Aqueles que mantinham lavoura temporária (milho, feijão, mandioca) ficaram
ociosos, enfrentando dificuldades de sobrevivência com a falta de renda
familiar.
"O
Vale do Jaguaribe vem sofrendo muito", frisou o presidente da Federação
dos Produtores do Projeto Irrigado Jaguaribe - Apodi (Fapija), Karlos Welby
Neri Paiva. "Aqui no perímetro a situação vem se agravando, com o fim das
culturas temporárias e redução das áreas de cultivo permanente".
A
crise hídrica atinge também famílias de pequenos produtores no Vale do Baixo
Jaguaribe com a escassez de água para o consumo em várias comunidades e para a
produção agropecuária. É um problema grave que vai muito além dos perímetros
irrigados.
O
fornecimento de água para os lotes passou a feito em dias alternados. Vários
produtores perfuraram por conta própria poços na esperança de manter a safra de
culturas permanentes, mas muitos deles já secaram ou estão com vazão
insuficiente e foram abandonados.
Quem
visita os projetos de irrigação assusta-se com a mudança verificada a partir de
2014 mediante o atual ciclo de chuvas abaixo da média no Ceará, que já perdura
por sete anos.
O
principal fornecedor de água é o Açude Castanhão por meio de liberação para o
Rio Jaguaribe. O reservatório no ano passado chegou a 2,2% de sua capacidade e
atualmente está com 6,4%. O reservatório, o maior do Ceará, tem o papel de
atender demandas do Médio e Baixo Jaguaribe e da Região Metropolitana de
Fortaleza.
Até
2014, o Perímetro Irrigado Jaguaribe - Apodi recebia em média 3,7 metros
cúbicos por segundo; hoje oscila entre 0,9m3/s e 1,07m3/s. A área irrigada foi
superior a 5 mil hectares. Atualmente, são irrigados apenas 2 mil hectares, e
de forma irregular. "As culturas temporárias, produção de sementes para o
governo e milho verde para silagem (que era comercializado para criadores do
Rio Grande do Norte, Paraíba e Ceará) acabaram", observou Welby Neri.
"Zerou praticamente tudo".
Há
quatro anos que mais de 150 produtores estão sem produzir nada, sem receita
mensal e tendo que sobreviver trabalhando em outras atividades ou em áreas fora
do perímetro.
Implantado
em 1988 pelo Departamento Nacional de Obras contra a Seca (Dnocs), o Perímetro
Irrigado Jaguaribe-Apodi tem 324 lotes, cuja área varia entre 4 a 16 hectares.

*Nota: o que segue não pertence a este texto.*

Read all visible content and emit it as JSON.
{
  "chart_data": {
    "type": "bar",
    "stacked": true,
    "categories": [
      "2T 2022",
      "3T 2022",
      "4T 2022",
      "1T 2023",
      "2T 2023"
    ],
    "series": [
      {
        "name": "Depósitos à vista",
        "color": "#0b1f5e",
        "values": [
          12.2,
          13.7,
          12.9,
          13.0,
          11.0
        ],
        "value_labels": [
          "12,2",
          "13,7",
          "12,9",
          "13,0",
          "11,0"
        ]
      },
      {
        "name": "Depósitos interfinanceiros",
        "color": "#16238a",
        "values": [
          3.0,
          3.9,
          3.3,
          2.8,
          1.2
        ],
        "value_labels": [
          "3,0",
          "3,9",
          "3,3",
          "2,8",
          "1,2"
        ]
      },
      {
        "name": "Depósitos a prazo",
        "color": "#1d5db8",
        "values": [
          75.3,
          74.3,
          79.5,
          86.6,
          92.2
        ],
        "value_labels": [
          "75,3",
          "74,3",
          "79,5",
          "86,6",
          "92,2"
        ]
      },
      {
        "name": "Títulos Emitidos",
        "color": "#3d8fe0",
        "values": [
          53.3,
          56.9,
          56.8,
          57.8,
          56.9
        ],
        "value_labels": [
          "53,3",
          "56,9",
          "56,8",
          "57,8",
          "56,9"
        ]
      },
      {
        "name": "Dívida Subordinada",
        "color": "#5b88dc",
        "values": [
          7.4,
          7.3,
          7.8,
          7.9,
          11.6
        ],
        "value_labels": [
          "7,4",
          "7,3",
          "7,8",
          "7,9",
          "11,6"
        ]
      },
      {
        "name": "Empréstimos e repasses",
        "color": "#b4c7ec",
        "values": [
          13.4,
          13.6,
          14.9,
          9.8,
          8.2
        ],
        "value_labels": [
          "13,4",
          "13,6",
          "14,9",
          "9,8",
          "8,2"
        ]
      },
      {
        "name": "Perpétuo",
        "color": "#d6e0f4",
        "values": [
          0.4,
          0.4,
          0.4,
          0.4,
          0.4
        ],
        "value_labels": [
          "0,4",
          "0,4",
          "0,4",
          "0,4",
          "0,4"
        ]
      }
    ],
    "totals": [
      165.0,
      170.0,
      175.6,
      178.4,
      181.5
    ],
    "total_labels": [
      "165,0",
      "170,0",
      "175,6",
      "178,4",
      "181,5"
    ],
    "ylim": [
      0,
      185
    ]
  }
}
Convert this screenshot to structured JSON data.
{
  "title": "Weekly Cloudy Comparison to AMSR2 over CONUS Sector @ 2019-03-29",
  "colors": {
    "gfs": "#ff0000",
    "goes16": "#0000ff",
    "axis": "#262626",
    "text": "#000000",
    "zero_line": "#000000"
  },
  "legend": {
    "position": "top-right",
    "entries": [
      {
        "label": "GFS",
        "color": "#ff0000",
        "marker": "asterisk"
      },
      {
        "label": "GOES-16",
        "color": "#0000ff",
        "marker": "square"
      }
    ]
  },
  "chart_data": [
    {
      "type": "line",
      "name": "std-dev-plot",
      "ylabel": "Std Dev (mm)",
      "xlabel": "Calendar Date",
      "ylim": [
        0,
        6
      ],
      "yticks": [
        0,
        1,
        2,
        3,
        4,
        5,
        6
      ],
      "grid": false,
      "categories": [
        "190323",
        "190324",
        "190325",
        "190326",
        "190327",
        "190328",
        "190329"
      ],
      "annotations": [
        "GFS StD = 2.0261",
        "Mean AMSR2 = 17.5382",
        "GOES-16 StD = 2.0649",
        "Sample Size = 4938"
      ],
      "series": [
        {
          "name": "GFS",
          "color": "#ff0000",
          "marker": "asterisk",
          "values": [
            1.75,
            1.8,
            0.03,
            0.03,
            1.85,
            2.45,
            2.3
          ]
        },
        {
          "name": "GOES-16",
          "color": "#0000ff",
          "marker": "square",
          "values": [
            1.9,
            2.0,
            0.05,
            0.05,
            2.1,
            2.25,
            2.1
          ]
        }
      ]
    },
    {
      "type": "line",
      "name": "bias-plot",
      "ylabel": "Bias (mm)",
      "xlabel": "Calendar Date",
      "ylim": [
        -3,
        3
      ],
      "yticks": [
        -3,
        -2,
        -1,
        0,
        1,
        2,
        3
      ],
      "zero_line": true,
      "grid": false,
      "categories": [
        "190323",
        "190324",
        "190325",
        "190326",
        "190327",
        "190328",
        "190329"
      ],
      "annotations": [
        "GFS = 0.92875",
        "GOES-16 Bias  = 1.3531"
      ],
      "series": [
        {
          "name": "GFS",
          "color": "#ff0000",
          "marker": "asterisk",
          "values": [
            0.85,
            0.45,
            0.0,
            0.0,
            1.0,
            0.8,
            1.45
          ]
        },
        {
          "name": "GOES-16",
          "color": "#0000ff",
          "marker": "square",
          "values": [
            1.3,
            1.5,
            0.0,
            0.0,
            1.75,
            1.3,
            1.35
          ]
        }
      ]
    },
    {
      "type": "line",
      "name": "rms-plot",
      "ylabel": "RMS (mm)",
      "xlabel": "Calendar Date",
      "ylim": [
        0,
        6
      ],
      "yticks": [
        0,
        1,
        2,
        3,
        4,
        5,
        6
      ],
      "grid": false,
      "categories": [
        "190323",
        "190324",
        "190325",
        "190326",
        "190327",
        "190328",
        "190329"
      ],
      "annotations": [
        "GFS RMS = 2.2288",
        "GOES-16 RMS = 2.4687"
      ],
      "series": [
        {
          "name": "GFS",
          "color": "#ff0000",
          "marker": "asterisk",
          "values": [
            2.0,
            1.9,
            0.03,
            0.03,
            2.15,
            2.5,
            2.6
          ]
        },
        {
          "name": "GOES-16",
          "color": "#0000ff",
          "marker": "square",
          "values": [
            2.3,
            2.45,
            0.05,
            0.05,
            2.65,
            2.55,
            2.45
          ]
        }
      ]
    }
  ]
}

Inicialmente, a irrigação era feita por liberação de água do Açude Orós. Com a
construção do Castanhão, esse reservatório passou a atender a demanda.
Em
30 anos, houve um aumento de áreas irrigadas em outros municípios por
iniciativa dos produtores, ocorreu a implantação do projeto de irrigação
Tabuleiro de Russas (2004), criatórios de camarão e aumento do consumo de água
na Região Metropolitana de Fortaleza (RMF), incluindo o Porto do Pecém, com
termoelétrica e a siderúrgica. Tudo isso gerou aumento da demanda por água.
Os
produtores rurais e integrantes dos Comitês de Bacia Hidrográficas (Banabuiú,
Jaguaribe e Salgado) reclamam em cada reunião a necessidade de medidas
compensatórias por causa da retirada de água para a RMF. "Essa é uma
questão nunca resolvida", lamentou Welby Neri. "Poderiam ser feitos
poços, tanques revestidos, modificação em sistemas de irrigação e maior rigor
na fiscalização para combater desvio de água".
O
produtor de banana José Gadelha amarga uma queda superior a 30%. Há mais de dez
anos na atividade, chegou a cultivar 30 hectares da fruta, da variedade
pacovan. "Fiz poços profundos porque se fosse só depender da água do
projeto a redução da área seria superior a 50%", explicou. "Tinha 15 trabalhadores,
hoje tenho oito". (Diário do
Nordeste)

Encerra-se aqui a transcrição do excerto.